Son yıllarda popülist faaliyetlerine ağırlık veren Karvi, anketlerde cumhurbaşkanlığı seçimleri için favori adaylar arasında gösterildi.
Ancak, geçici Cumhurbaşkanı Muhammed en-Nasır’ın parlamentonun kabul ettiği seçim yasasını onaylaması halinde Karvi’ye adaylık kapısı kapanıyor.
Yeni seçim yasasındaki, “son 1 yıl içinde dernek faaliyetinde bulunan ve televizyondan siyasi reklam yapan isimlerin aday olamayacağına” dair madde tam olarak Karvi’yi hedef alıyor.
Seçim yasasının onaylanmasıyla Karvi’ye cumhurbaşkanlığı adaylığının kapısı kapanırsa bunun başka yansımaları görülebilir.
Bu durum Nida Tunus ve diğer ulusalcı partilerden önde gelen isimleri parlamento seçimleri için aday listelerine transfer eden Karvi’nin partisi “Tunus’un Kalbi” için itici güç olabilir.
Tunus Anayasasının mimarı Kays Said
Tunus’un 2014’te hayata geçirdiği ve “Arap dünyasının en demokratik Anayasası” olarak gösterilen metnin mimarlarından Kays Said de şu ana kadar adaylığını açıklayan isimlerden biri.
Uzmanlar, kendine has hitabet biçimi ve söylemiyle öne çıkan Said’in Tunus’ta geleneksel siyasete ve sandığa küsmüş isimleri oy vermeye ikna edebileceğini belirtiyor.
Karvi ve Said dışında sol partilerin bir araya gelerek oluşturduğu Halkçı Cephe Sözcüsü Hamma el-Hemmami, eski Cumhurbaşkanı Munsif el-Merzuki gibi 10’dan fazla isim daha önce cumhurbaşkanlığı yarışında aday olabileceklerini açıkladı.
Ancak bunlardan kaçının resmen başvuruda bulunacağı şu an için belirsiz.
Nahda Hareketi henüz tavrını belli etmedi
Tunus parlamentosunda 68 milletvekiliyle en büyük parti konumundaki Nahda Hareketi de cumhurbaşkanı adaylığı konusunda henüz tutumunu açıklamadı.
Bir dönem Hareketin lideri Gannuşi’nin aday olacağı konuşulmuştu.
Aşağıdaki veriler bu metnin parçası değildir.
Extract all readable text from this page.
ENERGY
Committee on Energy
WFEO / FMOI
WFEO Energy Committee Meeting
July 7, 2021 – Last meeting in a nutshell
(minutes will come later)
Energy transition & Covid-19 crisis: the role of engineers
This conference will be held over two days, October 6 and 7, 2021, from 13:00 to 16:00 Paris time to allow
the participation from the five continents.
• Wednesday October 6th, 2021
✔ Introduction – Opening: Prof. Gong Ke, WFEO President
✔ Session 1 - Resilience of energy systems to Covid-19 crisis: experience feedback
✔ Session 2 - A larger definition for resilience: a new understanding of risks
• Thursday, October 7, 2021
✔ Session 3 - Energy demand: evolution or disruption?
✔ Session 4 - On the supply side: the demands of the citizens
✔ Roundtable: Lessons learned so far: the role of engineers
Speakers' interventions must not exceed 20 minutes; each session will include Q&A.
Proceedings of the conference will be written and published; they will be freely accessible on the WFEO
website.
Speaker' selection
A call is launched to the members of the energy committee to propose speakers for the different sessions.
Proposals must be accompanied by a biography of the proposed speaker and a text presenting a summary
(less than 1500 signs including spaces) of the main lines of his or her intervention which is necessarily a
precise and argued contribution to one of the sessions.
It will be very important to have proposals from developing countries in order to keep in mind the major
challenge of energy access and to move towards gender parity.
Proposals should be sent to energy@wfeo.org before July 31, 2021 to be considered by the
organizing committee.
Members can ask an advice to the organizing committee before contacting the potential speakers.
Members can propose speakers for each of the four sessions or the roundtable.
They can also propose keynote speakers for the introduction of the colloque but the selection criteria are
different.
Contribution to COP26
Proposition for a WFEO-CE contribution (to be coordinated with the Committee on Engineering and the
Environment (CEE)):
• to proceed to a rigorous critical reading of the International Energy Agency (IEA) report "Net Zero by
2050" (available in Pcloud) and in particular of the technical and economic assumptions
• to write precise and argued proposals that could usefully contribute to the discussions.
Fakat Nahda’nın Gannuşi’yi parlamento seçimlerinde başkent Tunus’tan birinci sıra milletvekili adayı göstermesiyle bu olasılık devre dışı kaldı.
Bu arada Nahda Hareketi içinden eski Başbakan Hamad el-Cibali, cumhurbaşkanı seçiminde bağımsız aday olacağını duyurdu.
Nahda lideri Gannuşi ise bu hafta başında yaptığı açıklamada parti olarak cumhurbaşkanı seçimlerine ilişkin tutumlarını birkaç gün içinde kamuoyu ile paylaşacaklarını belirtti.
Tunus’un genç Başbakanı Şahid
Adaylığı sıkça konuşulan ancak henüz tavrını belirlememiş isimlerden bir diğeri de Başbakan Yusuf Şahid.
Siyasete Nida Tunus saflarından giren 43 yaşındaki Şahid, partisiyle yaşadığı fikir ayrılığının ardından kendisi gibi partiden ayrılan isimlerle bir parlamento grubu kurdu. Ulusal Koalisyon isimli bu grup kısa sürede meclisteki en büyük ikinci oluşum haline geldi.
Yusuf Şahid, Tunus’un devrim sonrasında en uzun süre görevde kalmayı başaran başbakanı olarak öne çıktı.
Cumhurbaşkanlığı seçimleri için Tunus kamuoyunda ismi sürekli anılan Şahid, bugüne kadar bu yöndeki soruları geçiştirmeyi tercih etti.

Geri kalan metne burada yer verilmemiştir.